ATSDR and CDC are involved in responding to cancer clusters. I have already mentioned CDC's support of state-wide cancer registration. CDC conducts exposure assessments and epidemiologic studies that evaluate how people are exposed to environmental hazards and that identify preventable environmental causes of cancer. CDC >s environmental health laboratory measures known and suspected cancer-causing agents in human blood and urine. CDC also addresses exposures to cancer causing-agents in the work place by conducting laboratory science and epidemiological investigations. CDC also responds to requests from employers, employees, and other government agencies for investigations involving possible work-related cancer.
ATSDR includes selected cancers among its seven priority health outcomes. ATSDR has responded to requests for cancer cluster investigations, especially those near hazardous waste sites. In addition, ATSDR educates concerned communities about cancer causes and prevention and publishes Toxicologic Profiles, a series of 137 monographs about cancerous and other health effects of hazardous substances, chemicals, and compounds found in waste sites. ATSDR also has been involved in research projects about the relationship between environmental exposure and the development of selected childhood cancers.
CDC and ATSDR are working toward a number of activities to assist state health departments respond to cancer cluster and other inquiries related to potential health risks from environmental exposures. CDC is establishing a single point of contact through which all of these disease cluster inquiries might flow. This office would coordinate the CDC and ATSDR response, drawing upon needed expertise throughout CDC and ATSDR and other Federal agencies. CDC, in coordination with state and local health departments will develop recommendations or guidelines for responding, identifying, and following-up on disease cluster inquiries.
We are in the process of developing a public health system that is capable of monitoring exposure to chemicals linking the monitoring data to actual health outcome information, and utilizing the results to identify and respond to disease cluster inquiries. This will require a partnership among CDC, ATSDR and state health departments. Disease cluster investigations have rarely led to new discoveries into the causes of cancer, developmental disabilities, and other health outcomes. However, other positive public health outcomes can result. One example comes from a community in California. At this site, a pesticide investigation did not find any causal links between environmental exposure and disease; however, it did lead to the implementation of many positive public health actions such as increased health insurance coverage, pesticide tracking and better working conditions.

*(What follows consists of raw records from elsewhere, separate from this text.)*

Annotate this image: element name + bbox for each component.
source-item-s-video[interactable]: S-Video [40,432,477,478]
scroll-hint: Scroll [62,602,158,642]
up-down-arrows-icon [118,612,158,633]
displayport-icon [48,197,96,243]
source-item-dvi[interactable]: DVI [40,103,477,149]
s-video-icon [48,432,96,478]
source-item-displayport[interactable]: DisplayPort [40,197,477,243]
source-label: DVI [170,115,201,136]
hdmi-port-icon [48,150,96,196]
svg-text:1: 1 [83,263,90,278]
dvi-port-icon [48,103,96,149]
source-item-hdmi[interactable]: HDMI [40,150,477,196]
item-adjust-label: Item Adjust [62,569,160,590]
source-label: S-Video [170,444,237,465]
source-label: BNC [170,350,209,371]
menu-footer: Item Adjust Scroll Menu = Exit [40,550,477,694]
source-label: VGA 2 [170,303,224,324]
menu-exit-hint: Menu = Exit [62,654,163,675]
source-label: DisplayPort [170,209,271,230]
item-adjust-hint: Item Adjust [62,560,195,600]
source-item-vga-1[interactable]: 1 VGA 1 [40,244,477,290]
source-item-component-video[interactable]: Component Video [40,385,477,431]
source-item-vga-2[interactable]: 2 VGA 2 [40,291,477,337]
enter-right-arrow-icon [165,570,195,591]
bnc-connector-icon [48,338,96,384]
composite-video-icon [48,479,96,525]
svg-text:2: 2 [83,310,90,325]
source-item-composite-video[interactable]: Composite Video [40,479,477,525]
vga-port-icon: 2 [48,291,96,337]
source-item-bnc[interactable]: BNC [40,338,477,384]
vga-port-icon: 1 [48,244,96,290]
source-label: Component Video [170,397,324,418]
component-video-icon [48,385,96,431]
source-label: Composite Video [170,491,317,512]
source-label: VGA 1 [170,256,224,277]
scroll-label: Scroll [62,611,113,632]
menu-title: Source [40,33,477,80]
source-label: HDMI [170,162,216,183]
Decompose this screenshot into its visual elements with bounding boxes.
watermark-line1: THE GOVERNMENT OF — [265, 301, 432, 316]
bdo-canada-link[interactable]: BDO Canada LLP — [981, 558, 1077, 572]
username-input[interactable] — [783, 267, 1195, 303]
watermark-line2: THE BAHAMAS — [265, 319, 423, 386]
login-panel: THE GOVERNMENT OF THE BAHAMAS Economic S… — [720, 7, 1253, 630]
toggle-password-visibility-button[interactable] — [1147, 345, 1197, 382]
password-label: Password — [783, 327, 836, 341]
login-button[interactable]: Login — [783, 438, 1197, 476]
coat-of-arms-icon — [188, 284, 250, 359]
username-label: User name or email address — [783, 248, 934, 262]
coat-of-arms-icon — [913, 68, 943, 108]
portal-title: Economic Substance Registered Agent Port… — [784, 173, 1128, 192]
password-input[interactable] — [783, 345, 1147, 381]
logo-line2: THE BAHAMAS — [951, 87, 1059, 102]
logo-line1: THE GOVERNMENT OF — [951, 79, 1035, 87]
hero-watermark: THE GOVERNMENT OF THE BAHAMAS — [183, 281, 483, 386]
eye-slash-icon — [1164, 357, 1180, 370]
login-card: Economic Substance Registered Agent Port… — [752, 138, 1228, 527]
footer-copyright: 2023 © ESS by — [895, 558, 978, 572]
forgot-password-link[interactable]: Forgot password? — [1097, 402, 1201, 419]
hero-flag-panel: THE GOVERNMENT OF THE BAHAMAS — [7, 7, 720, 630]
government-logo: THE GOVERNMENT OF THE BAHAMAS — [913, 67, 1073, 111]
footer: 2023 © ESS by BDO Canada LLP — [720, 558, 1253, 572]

CDC and ATSDR will continue to work with states on their disease registries and help provide public health professionals with the knowledge and skill to use these systems to respond to the public. CDC and ATSDR are working with the states to build their environmental public health capacity. Through comprehensive, coordinated efforts and in partnership with many governmental, nongovernmental and community-based organizations we will continue to improve America's environmental public health will be assured.
Thank you for the opportunity to testify before you today. I would be happy to answer any questions you might have.